In the final adjudication of their intellectual duel, Lusitano was unanimously judged the winner: an unlikely victory given that, as a foreign outsider, he was something of an underdog compared to the well-connected Vicentino. But, unwilling to let it go, Vicentino conducted a smear campaign against Lusitano, discrediting him and his ideas. In what would become a famous, printed 1555 treatise, Vicentino fabricated a misleading version of the debate so it looked like he had the better ideas, really ­– and it was this document that endured and this version that was later repeated in many textbooks.

Sometime after 1553, Lusitano converts to Protestantism – itself an unheard of development for an Iberian composer in the era. He also gets married, and moves to Germany; we know he receives payment for some music there in 1562, and applied for a job in Stuttgart.

But although his achievements in Rome suggests Lusitano won significant respect for his music in his lifetime, it wasn’t as widely copied or performed as some of his contemporaries, and seems not to have spread across Europe; this has led to some musicologists in Portugal appreciating him, but a failure to cut through among non-Portuguese speaking scholars since. Occasional flashes of academic interest have never transformed into sustained attention, an accessible and readily shareable modern score, or performances of the thing that really matters: his music.

The new Lusitano champions

Until, that is, very recently. During the pandemic, two Renaissance music lovers separately discovered Lusitano, and are staging concerts and bringing out records of his work, while a new piece reimagining a Lusitano composition is currently on tour across the UK.

In what he describes as the "darkest days" of the first lockdown, Rory McCleery – founder of British vocal ensemble The Marian Consort – read an article about Lusitano by an academic, Garrett Schumann from the University of Michigan, in VAN Magazine. Keen to find out more, McCleery was delighted to discover that Liber primus epigramatum, Lusitano's 1551 collection of motets, had been digitised and put online.

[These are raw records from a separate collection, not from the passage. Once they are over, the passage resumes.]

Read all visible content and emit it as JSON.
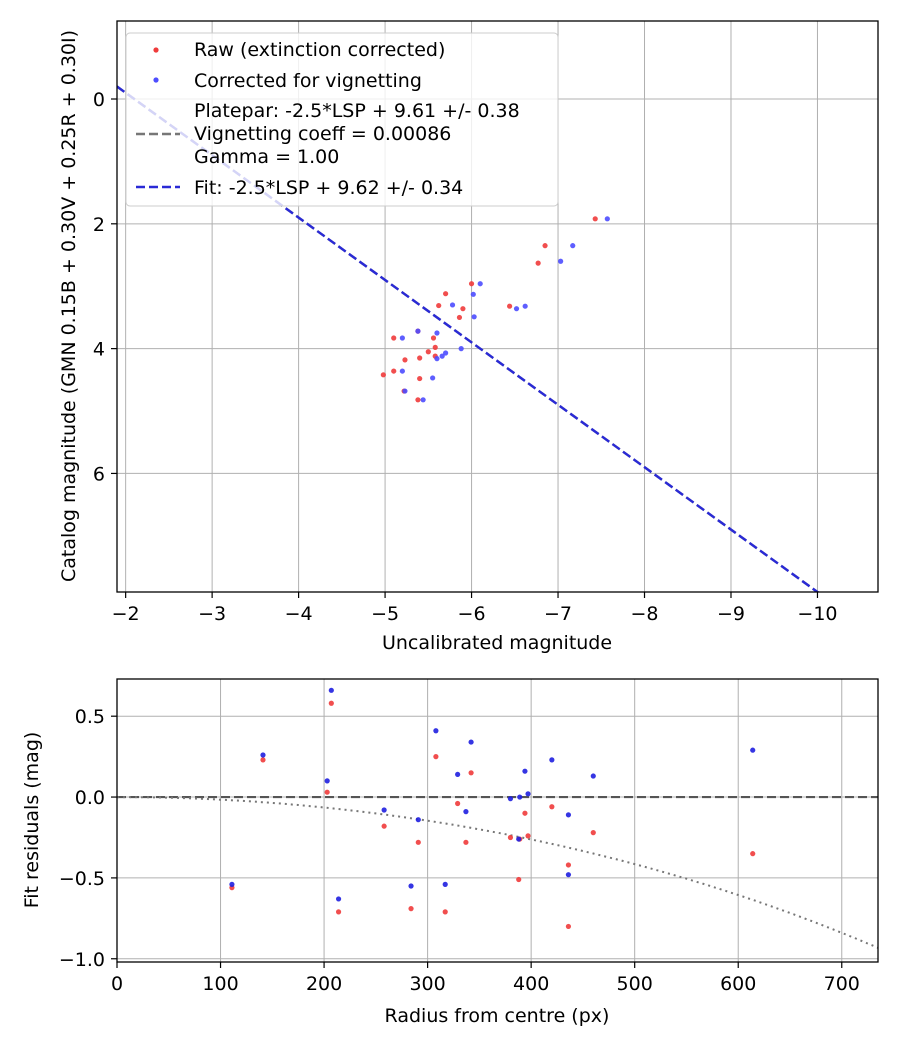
{
  "chart_data": [
    {
      "type": "scatter",
      "xlabel": "Uncalibrated magnitude",
      "ylabel": "Catalog magnitude (GMN 0.15B + 0.30V + 0.25R + 0.30I)",
      "xlim": [
        -1.9,
        -10.7
      ],
      "ylim": [
        7.9,
        -1.25
      ],
      "grid": true,
      "x_ticks": [
        -2,
        -3,
        -4,
        -5,
        -6,
        -7,
        -8,
        -9,
        -10
      ],
      "x_tick_labels": [
        "−2",
        "−3",
        "−4",
        "−5",
        "−6",
        "−7",
        "−8",
        "−9",
        "−10"
      ],
      "y_ticks": [
        0,
        2,
        4,
        6
      ],
      "y_tick_labels": [
        "0",
        "2",
        "4",
        "6"
      ],
      "legend": {
        "location": "top-left",
        "entries": [
          "Raw (extinction corrected)",
          "Corrected for vignetting",
          "Platepar: -2.5*LSP + 9.61 +/- 0.38",
          "Vignetting coeff = 0.00086",
          "Gamma = 1.00",
          "Fit: -2.5*LSP + 9.62 +/- 0.34"
        ]
      },
      "series": [
        {
          "name": "Raw (extinction corrected)",
          "kind": "scatter",
          "color": "#ef3b3b",
          "points": [
            [
              -4.98,
              4.42
            ],
            [
              -5.1,
              4.36
            ],
            [
              -5.1,
              3.83
            ],
            [
              -5.23,
              4.18
            ],
            [
              -5.22,
              4.68
            ],
            [
              -5.4,
              4.15
            ],
            [
              -5.38,
              4.82
            ],
            [
              -5.4,
              4.48
            ],
            [
              -5.38,
              3.72
            ],
            [
              -5.5,
              4.05
            ],
            [
              -5.56,
              3.83
            ],
            [
              -5.58,
              3.98
            ],
            [
              -5.58,
              4.12
            ],
            [
              -5.62,
              3.31
            ],
            [
              -5.7,
              3.12
            ],
            [
              -5.86,
              3.5
            ],
            [
              -5.9,
              3.36
            ],
            [
              -6.0,
              2.96
            ],
            [
              -6.44,
              3.32
            ],
            [
              -6.77,
              2.63
            ],
            [
              -6.85,
              2.35
            ],
            [
              -7.43,
              1.92
            ]
          ]
        },
        {
          "name": "Corrected for vignetting",
          "kind": "scatter",
          "color": "#4d4dff",
          "points": [
            [
              -5.2,
              3.83
            ],
            [
              -5.2,
              4.36
            ],
            [
              -5.23,
              4.68
            ],
            [
              -5.38,
              3.72
            ],
            [
              -5.44,
              4.82
            ],
            [
              -5.55,
              4.47
            ],
            [
              -5.6,
              3.75
            ],
            [
              -5.6,
              4.16
            ],
            [
              -5.66,
              4.12
            ],
            [
              -5.7,
              4.07
            ],
            [
              -5.78,
              3.3
            ],
            [
              -5.88,
              4.0
            ],
            [
              -6.02,
              3.13
            ],
            [
              -6.03,
              3.49
            ],
            [
              -6.1,
              2.96
            ],
            [
              -6.52,
              3.36
            ],
            [
              -6.62,
              3.32
            ],
            [
              -7.03,
              2.6
            ],
            [
              -7.17,
              2.35
            ],
            [
              -7.57,
              1.92
            ]
          ]
        },
        {
          "name": "Platepar: -2.5*LSP + 9.61 +/- 0.38",
          "kind": "line",
          "color": "#777777",
          "style": "dashed",
          "slope": -1,
          "intercept": -2.1
        },
        {
          "name": "Fit: -2.5*LSP + 9.62 +/- 0.34",
          "kind": "line",
          "color": "#2a2ad6",
          "style": "dashed",
          "slope": -1,
          "intercept": -2.1
        }
      ]
    },
    {
      "type": "scatter",
      "xlabel": "Radius from centre (px)",
      "ylabel": "Fit residuals (mag)",
      "xlim": [
        0,
        735
      ],
      "ylim": [
        -1.02,
        0.73
      ],
      "grid": true,
      "x_ticks": [
        0,
        100,
        200,
        300,
        400,
        500,
        600,
        700
      ],
      "x_tick_labels": [
        "0",
        "100",
        "200",
        "300",
        "400",
        "500",
        "600",
        "700"
      ],
      "y_ticks": [
        0.5,
        0.0,
        -0.5,
        -1.0
      ],
      "y_tick_labels": [
        "0.5",
        "0.0",
        "−0.5",
        "−1.0"
      ],
      "series": [
        {
          "name": "Raw (extinction corrected)",
          "kind": "scatter",
          "color": "#ef3b3b",
          "points": [
            [
              111,
              -0.56
            ],
            [
              141,
              0.23
            ],
            [
              203,
              0.03
            ],
            [
              207,
              0.58
            ],
            [
              214,
              -0.71
            ],
            [
              258,
              -0.18
            ],
            [
              284,
              -0.69
            ],
            [
              291,
              -0.28
            ],
            [
              308,
              0.25
            ],
            [
              317,
              -0.71
            ],
            [
              329,
              -0.04
            ],
            [
              337,
              -0.28
            ],
            [
              342,
              0.15
            ],
            [
              380,
              -0.25
            ],
            [
              388,
              -0.51
            ],
            [
              389,
              -0.26
            ],
            [
              394,
              -0.1
            ],
            [
              397,
              -0.24
            ],
            [
              420,
              -0.06
            ],
            [
              436,
              -0.42
            ],
            [
              436,
              -0.8
            ],
            [
              460,
              -0.22
            ],
            [
              614,
              -0.35
            ]
          ]
        },
        {
          "name": "Corrected for vignetting",
          "kind": "scatter",
          "color": "#1f1fe0",
          "points": [
            [
              111,
              -0.54
            ],
            [
              141,
              0.26
            ],
            [
              203,
              0.1
            ],
            [
              207,
              0.66
            ],
            [
              214,
              -0.63
            ],
            [
              258,
              -0.08
            ],
            [
              284,
              -0.55
            ],
            [
              291,
              -0.14
            ],
            [
              308,
              0.41
            ],
            [
              317,
              -0.54
            ],
            [
              329,
              0.14
            ],
            [
              337,
              -0.09
            ],
            [
              342,
              0.34
            ],
            [
              380,
              -0.01
            ],
            [
              388,
              -0.26
            ],
            [
              389,
              0.0
            ],
            [
              394,
              0.16
            ],
            [
              397,
              0.02
            ],
            [
              420,
              0.23
            ],
            [
              436,
              -0.11
            ],
            [
              436,
              -0.48
            ],
            [
              460,
              0.13
            ],
            [
              614,
              0.29
            ]
          ]
        },
        {
          "name": "Zero residual",
          "kind": "hline",
          "value": 0.0,
          "color": "#555555",
          "style": "dashed"
        },
        {
          "name": "Vignetting correction",
          "kind": "curve",
          "color": "#777777",
          "style": "dotted",
          "coefficient": 0.00086
        }
      ]
    }
  ]
}
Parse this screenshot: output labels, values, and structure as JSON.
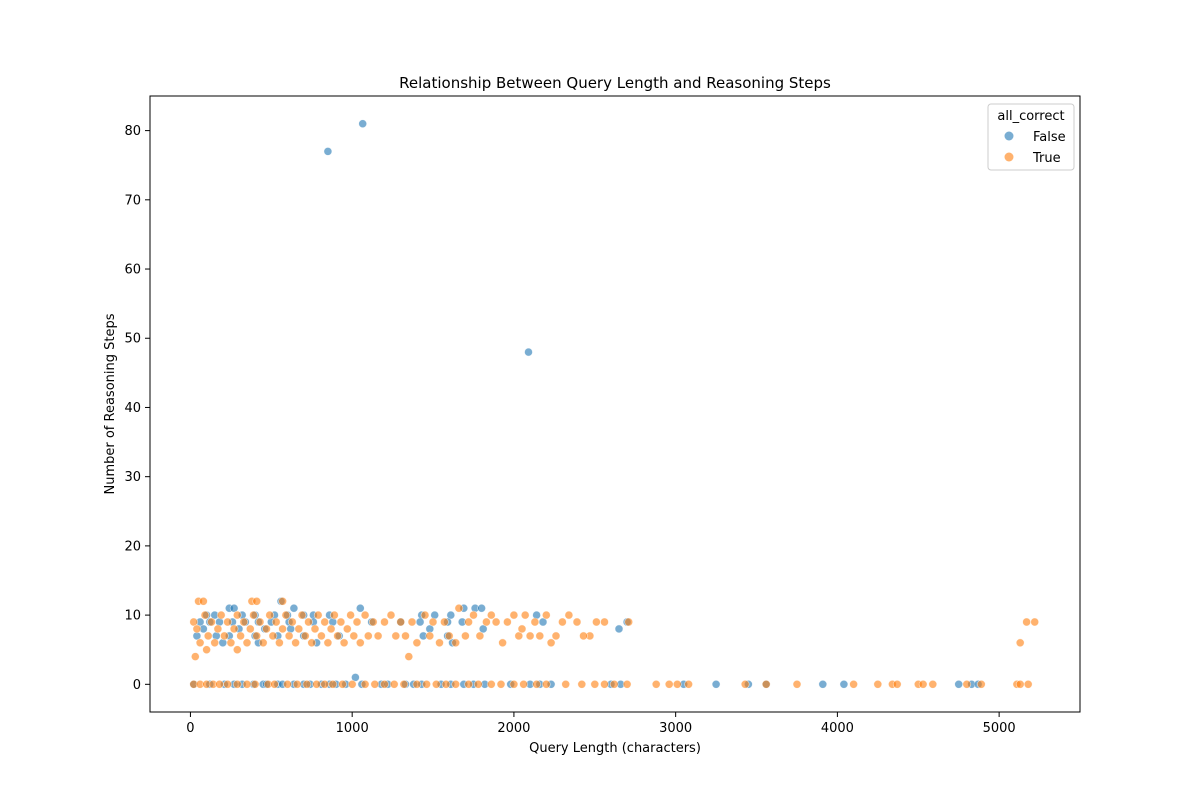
{
  "chart_data": {
    "type": "scatter",
    "title": "Relationship Between Query Length and Reasoning Steps",
    "xlabel": "Query Length (characters)",
    "ylabel": "Number of Reasoning Steps",
    "xlim": [
      -250,
      5500
    ],
    "ylim": [
      -4,
      85
    ],
    "xticks": [
      0,
      1000,
      2000,
      3000,
      4000,
      5000
    ],
    "yticks": [
      0,
      10,
      20,
      30,
      40,
      50,
      60,
      70,
      80
    ],
    "grid": false,
    "legend": {
      "title": "all_correct",
      "placement": "top-right"
    },
    "series": [
      {
        "name": "False",
        "color": "#1f77b4",
        "points": [
          [
            850,
            77
          ],
          [
            1065,
            81
          ],
          [
            2090,
            48
          ],
          [
            1020,
            1
          ],
          [
            560,
            12
          ],
          [
            1050,
            11
          ],
          [
            1690,
            11
          ],
          [
            1760,
            11
          ],
          [
            1800,
            11
          ],
          [
            240,
            11
          ],
          [
            270,
            11
          ],
          [
            640,
            11
          ],
          [
            100,
            10
          ],
          [
            150,
            10
          ],
          [
            320,
            10
          ],
          [
            400,
            10
          ],
          [
            520,
            10
          ],
          [
            600,
            10
          ],
          [
            700,
            10
          ],
          [
            760,
            10
          ],
          [
            860,
            10
          ],
          [
            1430,
            10
          ],
          [
            1510,
            10
          ],
          [
            1610,
            10
          ],
          [
            2140,
            10
          ],
          [
            60,
            9
          ],
          [
            120,
            9
          ],
          [
            180,
            9
          ],
          [
            260,
            9
          ],
          [
            340,
            9
          ],
          [
            420,
            9
          ],
          [
            500,
            9
          ],
          [
            610,
            9
          ],
          [
            760,
            9
          ],
          [
            880,
            9
          ],
          [
            1120,
            9
          ],
          [
            1300,
            9
          ],
          [
            1420,
            9
          ],
          [
            1590,
            9
          ],
          [
            1680,
            9
          ],
          [
            2180,
            9
          ],
          [
            2700,
            9
          ],
          [
            80,
            8
          ],
          [
            300,
            8
          ],
          [
            460,
            8
          ],
          [
            620,
            8
          ],
          [
            1480,
            8
          ],
          [
            1810,
            8
          ],
          [
            2650,
            8
          ],
          [
            40,
            7
          ],
          [
            160,
            7
          ],
          [
            240,
            7
          ],
          [
            400,
            7
          ],
          [
            540,
            7
          ],
          [
            700,
            7
          ],
          [
            920,
            7
          ],
          [
            1440,
            7
          ],
          [
            1590,
            7
          ],
          [
            200,
            6
          ],
          [
            420,
            6
          ],
          [
            780,
            6
          ],
          [
            1620,
            6
          ],
          [
            20,
            0
          ],
          [
            120,
            0
          ],
          [
            210,
            0
          ],
          [
            270,
            0
          ],
          [
            320,
            0
          ],
          [
            390,
            0
          ],
          [
            450,
            0
          ],
          [
            470,
            0
          ],
          [
            540,
            0
          ],
          [
            570,
            0
          ],
          [
            640,
            0
          ],
          [
            700,
            0
          ],
          [
            740,
            0
          ],
          [
            810,
            0
          ],
          [
            860,
            0
          ],
          [
            900,
            0
          ],
          [
            960,
            0
          ],
          [
            1060,
            0
          ],
          [
            1180,
            0
          ],
          [
            1220,
            0
          ],
          [
            1330,
            0
          ],
          [
            1380,
            0
          ],
          [
            1430,
            0
          ],
          [
            1550,
            0
          ],
          [
            1610,
            0
          ],
          [
            1690,
            0
          ],
          [
            1750,
            0
          ],
          [
            1820,
            0
          ],
          [
            1980,
            0
          ],
          [
            2100,
            0
          ],
          [
            2160,
            0
          ],
          [
            2230,
            0
          ],
          [
            2600,
            0
          ],
          [
            2660,
            0
          ],
          [
            3050,
            0
          ],
          [
            3250,
            0
          ],
          [
            3450,
            0
          ],
          [
            3560,
            0
          ],
          [
            3910,
            0
          ],
          [
            4040,
            0
          ],
          [
            4750,
            0
          ],
          [
            4830,
            0
          ],
          [
            4870,
            0
          ]
        ]
      },
      {
        "name": "True",
        "color": "#ff7f0e",
        "points": [
          [
            30,
            4
          ],
          [
            50,
            12
          ],
          [
            80,
            12
          ],
          [
            380,
            12
          ],
          [
            410,
            12
          ],
          [
            570,
            12
          ],
          [
            1350,
            4
          ],
          [
            290,
            5
          ],
          [
            100,
            5
          ],
          [
            5130,
            6
          ],
          [
            5170,
            9
          ],
          [
            5220,
            9
          ],
          [
            2710,
            9
          ],
          [
            2470,
            7
          ],
          [
            2510,
            9
          ],
          [
            2560,
            9
          ],
          [
            20,
            9
          ],
          [
            40,
            8
          ],
          [
            60,
            6
          ],
          [
            90,
            10
          ],
          [
            110,
            7
          ],
          [
            130,
            9
          ],
          [
            150,
            6
          ],
          [
            170,
            8
          ],
          [
            190,
            10
          ],
          [
            210,
            7
          ],
          [
            230,
            9
          ],
          [
            250,
            6
          ],
          [
            270,
            8
          ],
          [
            290,
            10
          ],
          [
            310,
            7
          ],
          [
            330,
            9
          ],
          [
            350,
            6
          ],
          [
            370,
            8
          ],
          [
            390,
            10
          ],
          [
            410,
            7
          ],
          [
            430,
            9
          ],
          [
            450,
            6
          ],
          [
            470,
            8
          ],
          [
            490,
            10
          ],
          [
            510,
            7
          ],
          [
            530,
            9
          ],
          [
            550,
            6
          ],
          [
            570,
            8
          ],
          [
            590,
            10
          ],
          [
            610,
            7
          ],
          [
            630,
            9
          ],
          [
            650,
            6
          ],
          [
            670,
            8
          ],
          [
            690,
            10
          ],
          [
            710,
            7
          ],
          [
            730,
            9
          ],
          [
            750,
            6
          ],
          [
            770,
            8
          ],
          [
            790,
            10
          ],
          [
            810,
            7
          ],
          [
            830,
            9
          ],
          [
            850,
            6
          ],
          [
            870,
            8
          ],
          [
            890,
            10
          ],
          [
            910,
            7
          ],
          [
            930,
            9
          ],
          [
            950,
            6
          ],
          [
            970,
            8
          ],
          [
            990,
            10
          ],
          [
            1010,
            7
          ],
          [
            1030,
            9
          ],
          [
            1050,
            6
          ],
          [
            1080,
            10
          ],
          [
            1100,
            7
          ],
          [
            1130,
            9
          ],
          [
            1160,
            7
          ],
          [
            1200,
            9
          ],
          [
            1240,
            10
          ],
          [
            1270,
            7
          ],
          [
            1300,
            9
          ],
          [
            1330,
            7
          ],
          [
            1370,
            9
          ],
          [
            1400,
            6
          ],
          [
            1450,
            10
          ],
          [
            1480,
            7
          ],
          [
            1500,
            9
          ],
          [
            1540,
            6
          ],
          [
            1570,
            9
          ],
          [
            1600,
            7
          ],
          [
            1640,
            6
          ],
          [
            1660,
            11
          ],
          [
            1700,
            7
          ],
          [
            1720,
            9
          ],
          [
            1750,
            10
          ],
          [
            1790,
            7
          ],
          [
            1830,
            9
          ],
          [
            1860,
            10
          ],
          [
            1890,
            9
          ],
          [
            1930,
            6
          ],
          [
            1960,
            9
          ],
          [
            2000,
            10
          ],
          [
            2030,
            7
          ],
          [
            2050,
            8
          ],
          [
            2070,
            10
          ],
          [
            2100,
            7
          ],
          [
            2130,
            9
          ],
          [
            2160,
            7
          ],
          [
            2200,
            10
          ],
          [
            2230,
            6
          ],
          [
            2260,
            7
          ],
          [
            2300,
            9
          ],
          [
            2340,
            10
          ],
          [
            2390,
            9
          ],
          [
            2430,
            7
          ],
          [
            20,
            0
          ],
          [
            60,
            0
          ],
          [
            100,
            0
          ],
          [
            140,
            0
          ],
          [
            180,
            0
          ],
          [
            230,
            0
          ],
          [
            290,
            0
          ],
          [
            350,
            0
          ],
          [
            400,
            0
          ],
          [
            480,
            0
          ],
          [
            520,
            0
          ],
          [
            600,
            0
          ],
          [
            660,
            0
          ],
          [
            720,
            0
          ],
          [
            780,
            0
          ],
          [
            830,
            0
          ],
          [
            880,
            0
          ],
          [
            940,
            0
          ],
          [
            1000,
            0
          ],
          [
            1080,
            0
          ],
          [
            1140,
            0
          ],
          [
            1200,
            0
          ],
          [
            1260,
            0
          ],
          [
            1320,
            0
          ],
          [
            1400,
            0
          ],
          [
            1460,
            0
          ],
          [
            1520,
            0
          ],
          [
            1580,
            0
          ],
          [
            1640,
            0
          ],
          [
            1720,
            0
          ],
          [
            1780,
            0
          ],
          [
            1860,
            0
          ],
          [
            1920,
            0
          ],
          [
            2000,
            0
          ],
          [
            2060,
            0
          ],
          [
            2140,
            0
          ],
          [
            2200,
            0
          ],
          [
            2320,
            0
          ],
          [
            2420,
            0
          ],
          [
            2500,
            0
          ],
          [
            2560,
            0
          ],
          [
            2620,
            0
          ],
          [
            2700,
            0
          ],
          [
            2880,
            0
          ],
          [
            2960,
            0
          ],
          [
            3010,
            0
          ],
          [
            3080,
            0
          ],
          [
            3430,
            0
          ],
          [
            3560,
            0
          ],
          [
            3750,
            0
          ],
          [
            4100,
            0
          ],
          [
            4250,
            0
          ],
          [
            4340,
            0
          ],
          [
            4370,
            0
          ],
          [
            4500,
            0
          ],
          [
            4530,
            0
          ],
          [
            4590,
            0
          ],
          [
            4800,
            0
          ],
          [
            4890,
            0
          ],
          [
            5110,
            0
          ],
          [
            5130,
            0
          ],
          [
            5180,
            0
          ]
        ]
      }
    ]
  }
}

"My proclivities have always been in finding Renaissance composers who have fallen between the cracks," he says. "It's always super exciting when you find a composer and start looking into their music and go, actually, this is very good. You want to evangelise about it – music is there to be shared."

And share it, he did: The Marian Consort were including a Lusitano piece, Inviolata, integra et casta es, in concert programmes by December 2020 – probably the first time it had ever been performed live in the UK. Last summer, they weaved it into a Prom celebrating a much more famous Renaissance composer, Josquin des Prez. It was apt, given that Lusitano's work is clearly in dialogue with Josquin – in Inviolata, Lusitano riffed on a hugely technically accomplished five-part composition by Josquin, impressively expanding it further, for eight voices.